I can sort of get formatting on just the major ticks by using MultipleLocator(), but I can't get any formatting on the minor ticks.
I've also experimented with myFigure.autofmt_xdate() to see if it would help, but it doesn't seem to like mixed major & minor ticks on the same axis either.
I came across this while trying to solve the same problem. Based on the useful pointer from #mwaskom (that categorical plots like boxplots lose their structure and just become date-named categories) and ended up doing the location and formatting in Python as so:
from datetime import datetime
import numpy as np
import pandas as pd
import matplotlib.pyplot as plt
import matplotlib.dates as dates
import seaborn as sns
idx = pd.date_range('2011-05-01', '2011-07-01')
s = pd.Series(np.random.randn(len(idx)), index=idx)
fig, ax = plt.subplots(figsize = (12,6))
ax = sns.barplot(idx.to_pydatetime(), s, ax = ax)
major_ticks = []
major_tick_labels = []
minor_ticks = []
minor_tick_labels = []
for loc, label in zip(ax.get_xticks(), ax.get_xticklabels()):
when = datetime.strptime(label.get_text(), '%Y-%m-%d %H:%M:%S')
if when.day == 1:
major_ticks.append(loc)
major_tick_labels.append(when.strftime("\n\n\n%b\n%Y"))
else:
minor_ticks.append(loc)
if when.weekday() == 0:
minor_tick_labels.append(when.strftime("%d\n%a"))
else:
minor_tick_labels.append(when.strftime("%d"))

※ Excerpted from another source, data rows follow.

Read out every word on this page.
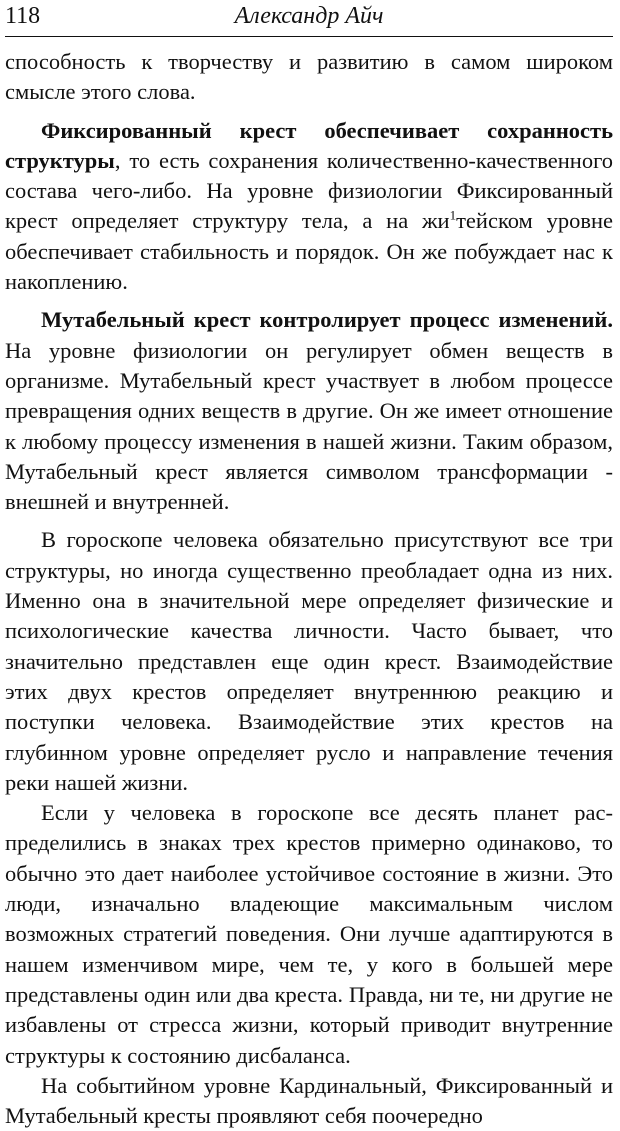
118	Александр Айч

способность к творчеству и развитию в самом широком смысле этого слова.

Фиксированный крест обеспечивает сохранность структуры, то есть сохранения количественно-качественного состава чего-либо. На уровне физиологии Фиксированный крест определяет структуру тела, а на $жи^1тейском$ уровне обеспечивает стабильность и порядок. Он же побуждает нас к накоплению.

Мутабельный крест контролирует процесс изменений. На уровне физиологии он регулирует обмен веществ в организме. Мутабельный крест участвует в любом процессе превращения одних веществ в другие. Он же имеет отношение к любому процессу изменения в нашей жизни. Таким образом, Мутабельный крест является символом трансформации - внешней и внутренней.

В гороскопе человека обязательно присутствуют все три структуры, но иногда существенно преобладает одна из них. Именно она в значительной мере определяет физические и психологические качества личности. Часто бывает, что значительно представлен еще один крест. Взаимодействие этих двух крестов определяет внутреннюю реакцию и поступки человека. Взаимодействие этих крестов на глубинном уровне определяет русло и направление течения реки нашей жизни.

Если у человека в гороскопе все десять планет распределились в знаках трех крестов примерно одинаково, то обычно это дает наиболее устойчивое состояние в жизни. Это люди, изначально владеющие максимальным числом возможных стратегий поведения. Они лучше адаптируются в нашем изменчивом мире, чем те, у кого в большей мере представлены один или два креста. Правда, ни те, ни другие не избавлены от стресса жизни, который приводит внутренние структуры к состоянию дисбаланса.

На событийном уровне Кардинальный, Фиксированный и Мутабельный кресты проявляют себя поочередно
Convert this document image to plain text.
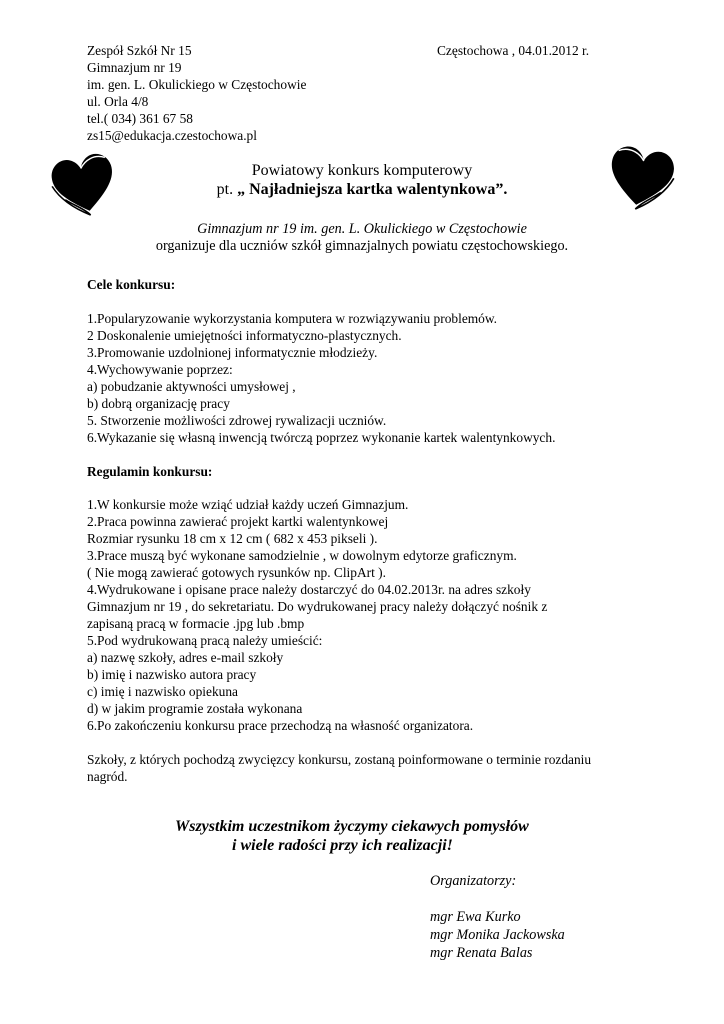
Zespół Szkół Nr 15
Gimnazjum nr 19
im. gen. L. Okulickiego w Częstochowie
ul. Orla 4/8
tel.( 034) 361 67 58
zs15@edukacja.czestochowa.pl
Częstochowa , 04.01.2012 r.
Powiatowy konkurs komputerowy
pt. „ Najładniejsza kartka walentynkowa”.
Gimnazjum nr 19 im. gen. L. Okulickiego w Częstochowie
organizuje dla uczniów szkół gimnazjalnych powiatu częstochowskiego.
Cele konkursu:
1.Popularyzowanie wykorzystania komputera w rozwiązywaniu problemów.
2 Doskonalenie umiejętności informatyczno-plastycznych.
3.Promowanie uzdolnionej informatycznie młodzieży.
4.Wychowywanie poprzez:
a) pobudzanie aktywności umysłowej ,
b) dobrą organizację pracy
5. Stworzenie możliwości zdrowej rywalizacji uczniów.
6.Wykazanie się własną inwencją twórczą poprzez wykonanie kartek walentynkowych.
Regulamin konkursu:
1.W konkursie może wziąć udział każdy uczeń Gimnazjum.
2.Praca powinna zawierać projekt kartki walentynkowej
Rozmiar rysunku 18 cm x 12 cm ( 682 x 453 pikseli ).
3.Prace muszą być wykonane samodzielnie , w dowolnym edytorze graficznym.
( Nie mogą zawierać gotowych rysunków np. ClipArt ).
4.Wydrukowane i opisane prace należy dostarczyć do 04.02.2013r. na adres szkoły
Gimnazjum nr 19 , do sekretariatu. Do wydrukowanej pracy należy dołączyć nośnik z
zapisaną pracą w formacie .jpg lub .bmp
5.Pod wydrukowaną pracą należy umieścić:
a) nazwę szkoły, adres e-mail szkoły
b) imię i nazwisko autora pracy
c) imię i nazwisko opiekuna
d) w jakim programie została wykonana
6.Po zakończeniu konkursu prace przechodzą na własność organizatora.
Szkoły, z których pochodzą zwycięzcy konkursu, zostaną poinformowane o terminie rozdaniu
nagród.
Wszystkim uczestnikom życzymy ciekawych pomysłów
i wiele radości przy ich realizacji!
Organizatorzy:
mgr Ewa Kurko
mgr Monika Jackowska
mgr Renata Balas
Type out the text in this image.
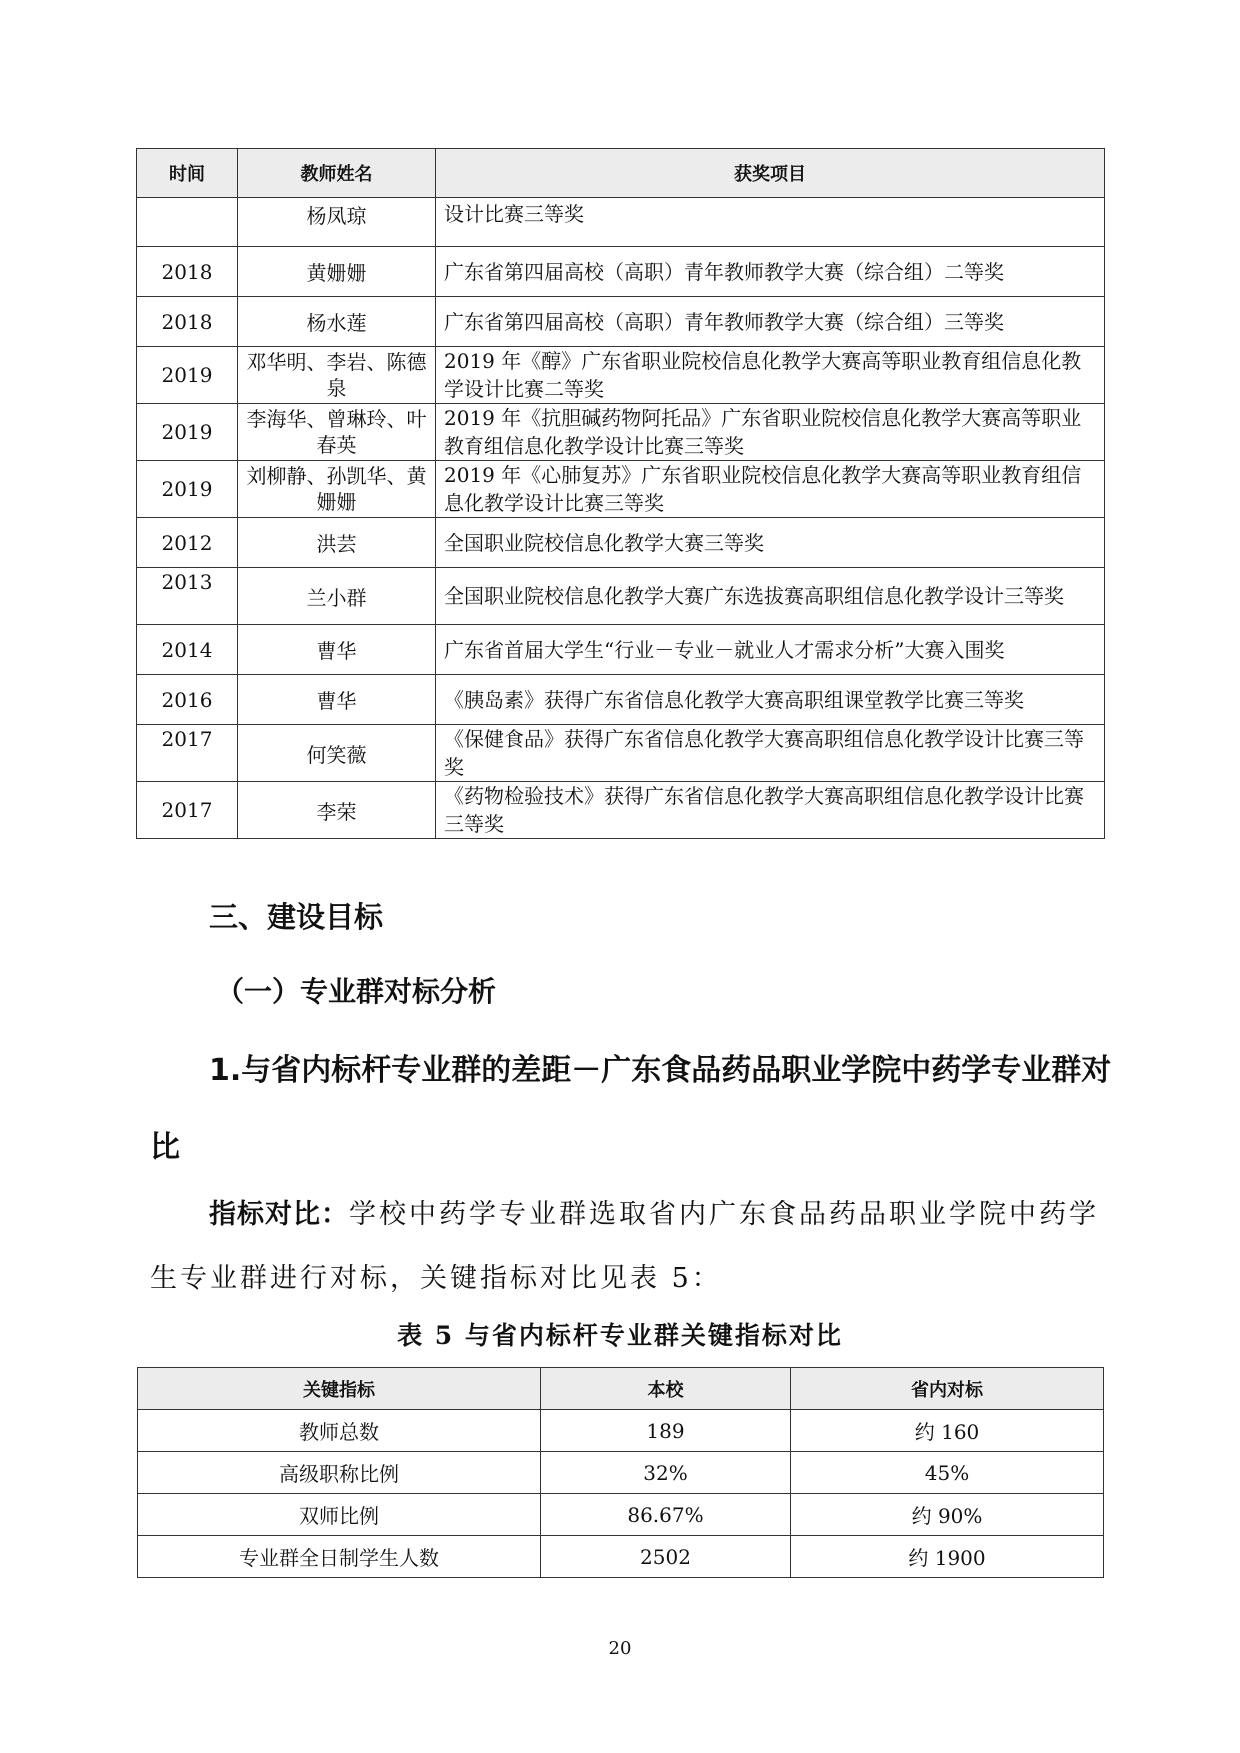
时间	教师姓名	获奖项目
	杨凤琼	设计比赛三等奖
2018	黄姗姗	广东省第四届高校（高职）青年教师教学大赛（综合组）二等奖
2018	杨水莲	广东省第四届高校（高职）青年教师教学大赛（综合组）三等奖
2019	邓华明、李岩、陈德泉	2019 年《醇》广东省职业院校信息化教学大赛高等职业教育组信息化教学设计比赛二等奖
2019	李海华、曾琳玲、叶春英	2019 年《抗胆碱药物阿托品》广东省职业院校信息化教学大赛高等职业教育组信息化教学设计比赛三等奖
2019	刘柳静、孙凯华、黄姗姗	2019 年《心肺复苏》广东省职业院校信息化教学大赛高等职业教育组信息化教学设计比赛三等奖
2012	洪芸	全国职业院校信息化教学大赛三等奖
2013	兰小群	全国职业院校信息化教学大赛广东选拔赛高职组信息化教学设计三等奖
2014	曹华	广东省首届大学生“行业－专业－就业人才需求分析”大赛入围奖
2016	曹华	《胰岛素》获得广东省信息化教学大赛高职组课堂教学比赛三等奖
2017	何笑薇	《保健食品》获得广东省信息化教学大赛高职组信息化教学设计比赛三等奖
2017	李荣	《药物检验技术》获得广东省信息化教学大赛高职组信息化教学设计比赛三等奖

三、建设目标

（一）专业群对标分析

1.与省内标杆专业群的差距－广东食品药品职业学院中药学专业群对

比

指标对比：学校中药学专业群选取省内广东食品药品职业学院中药学

生专业群进行对标，关键指标对比见表 5：

表 5 与省内标杆专业群关键指标对比

关键指标	本校	省内对标
教师总数	189	约 160
高级职称比例	32%	45%
双师比例	86.67%	约 90%
专业群全日制学生人数	2502	约 1900

20
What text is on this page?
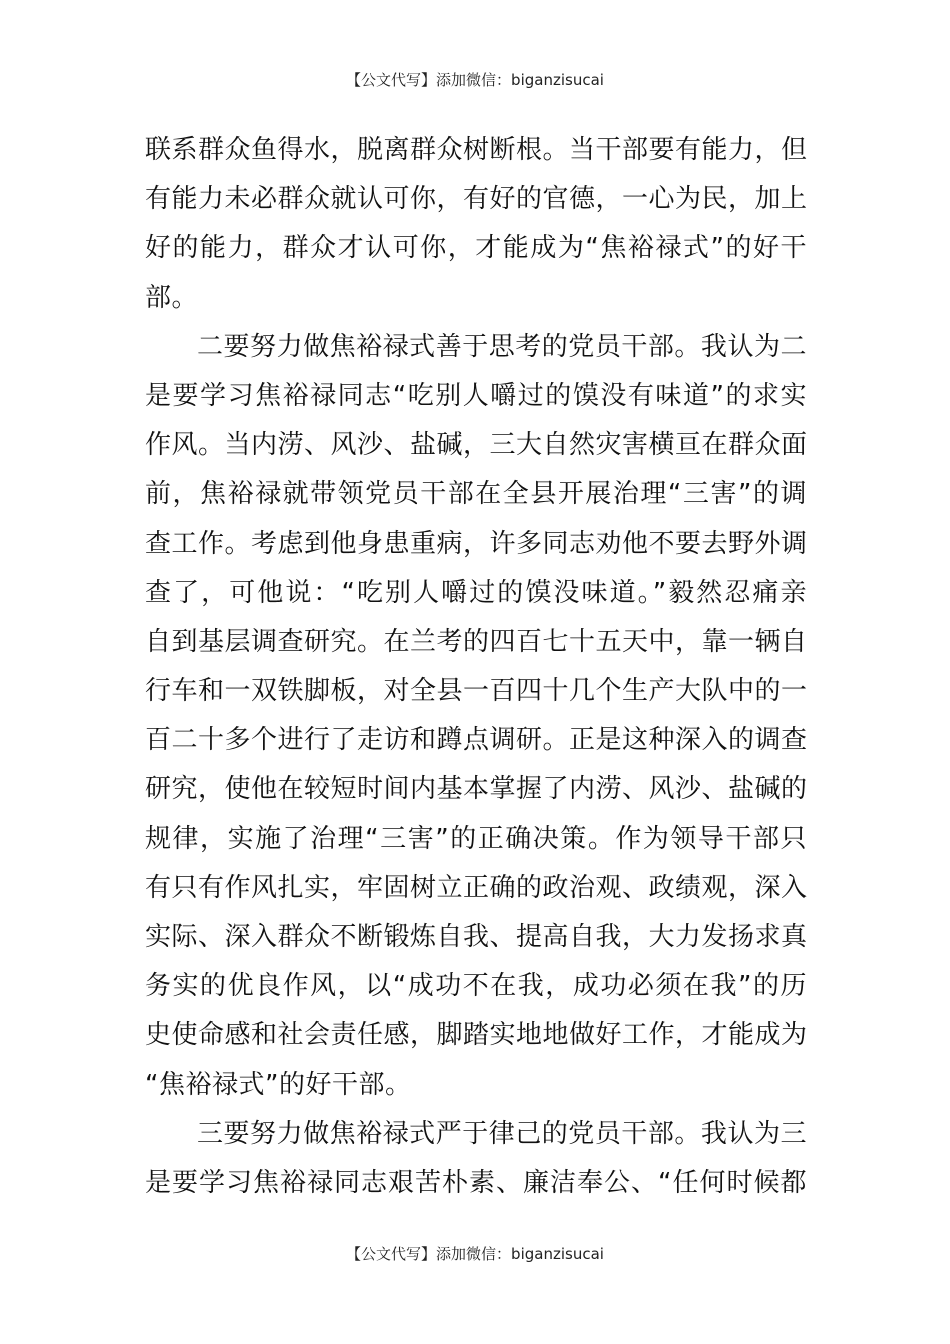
【公文代写】添加微信：biganzisucai
联系群众鱼得水，脱离群众树断根。当干部要有能力，但
有能力未必群众就认可你，有好的官德，一心为民，加上
好的能力，群众才认可你，才能成为“焦裕禄式”的好干
部。
二要努力做焦裕禄式善于思考的党员干部。我认为二
是要学习焦裕禄同志“吃别人嚼过的馍没有味道”的求实
作风。当内涝、风沙、盐碱，三大自然灾害横亘在群众面
前，焦裕禄就带领党员干部在全县开展治理“三害”的调
查工作。考虑到他身患重病，许多同志劝他不要去野外调
查了，可他说：“吃别人嚼过的馍没味道。”毅然忍痛亲
自到基层调查研究。在兰考的四百七十五天中，靠一辆自
行车和一双铁脚板，对全县一百四十几个生产大队中的一
百二十多个进行了走访和蹲点调研。正是这种深入的调查
研究，使他在较短时间内基本掌握了内涝、风沙、盐碱的
规律，实施了治理“三害”的正确决策。作为领导干部只
有只有作风扎实，牢固树立正确的政治观、政绩观，深入
实际、深入群众不断锻炼自我、提高自我，大力发扬求真
务实的优良作风，以“成功不在我，成功必须在我”的历
史使命感和社会责任感，脚踏实地地做好工作，才能成为
“焦裕禄式”的好干部。
三要努力做焦裕禄式严于律己的党员干部。我认为三
是要学习焦裕禄同志艰苦朴素、廉洁奉公、“任何时候都
【公文代写】添加微信：biganzisucai
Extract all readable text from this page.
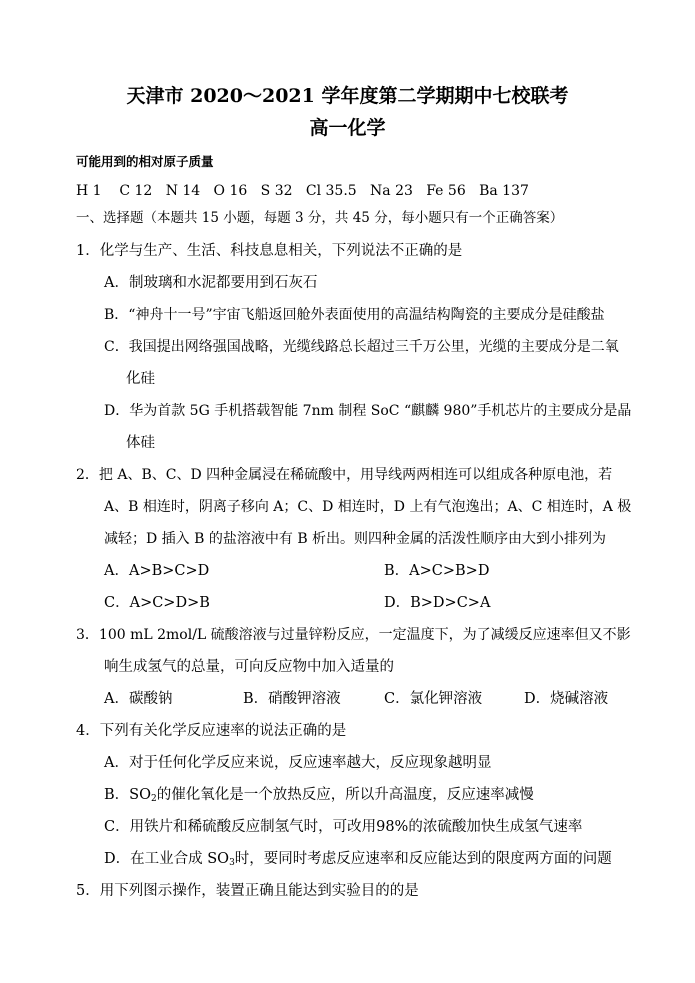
天津市 2020～2021 学年度第二学期期中七校联考
高一化学
可能用到的相对原子质量
H 1    C 12   N 14   O 16   S 32   Cl 35.5   Na 23   Fe 56   Ba 137
一、选择题（本题共 15 小题，每题 3 分，共 45 分，每小题只有一个正确答案）
1．化学与生产、生活、科技息息相关，下列说法不正确的是
A．制玻璃和水泥都要用到石灰石
B．“神舟十一号”宇宙飞船返回舱外表面使用的高温结构陶瓷的主要成分是硅酸盐
C．我国提出网络强国战略，光缆线路总长超过三千万公里，光缆的主要成分是二氧
化硅
D．华为首款 5G 手机搭载智能 7nm 制程 SoC “麒麟 980”手机芯片的主要成分是晶
体硅
2．把 A、B、C、D 四种金属浸在稀硫酸中，用导线两两相连可以组成各种原电池，若
A、B 相连时，阴离子移向 A；C、D 相连时，D 上有气泡逸出；A、C 相连时，A 极
减轻；D 插入 B 的盐溶液中有 B 析出。则四种金属的活泼性顺序由大到小排列为
A．A>B>C>D	B．A>C>B>D
C．A>C>D>B	D．B>D>C>A
3．100 mL 2mol/L 硫酸溶液与过量锌粉反应，一定温度下，为了减缓反应速率但又不影
响生成氢气的总量，可向反应物中加入适量的
A．碳酸钠	B．硝酸钾溶液	C．氯化钾溶液	D．烧碱溶液
4．下列有关化学反应速率的说法正确的是
A．对于任何化学反应来说，反应速率越大，反应现象越明显
B．$SO_2$的催化氧化是一个放热反应，所以升高温度，反应速率减慢
C．用铁片和稀硫酸反应制氢气时，可改用98%的浓硫酸加快生成氢气速率
D．在工业合成 $SO_3$时，要同时考虑反应速率和反应能达到的限度两方面的问题
5．用下列图示操作，装置正确且能达到实验目的的是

ax.set_xticks(major_ticks)
ax.set_xticklabels(major_tick_labels)
ax.set_xticks(minor_ticks, minor=True)
ax.set_xticklabels(minor_tick_labels, minor=True)
Of course, you don't have to set the ticks based on parsing the labels which were installed from the data, if it's easier to start with the source data and just keep the indices aligned, but I prefer to have a single source of truth.
You can also mess with font weight, rotation, etc, on individual labels by getting the Text objects for the relevant label and calling set_ methods on it.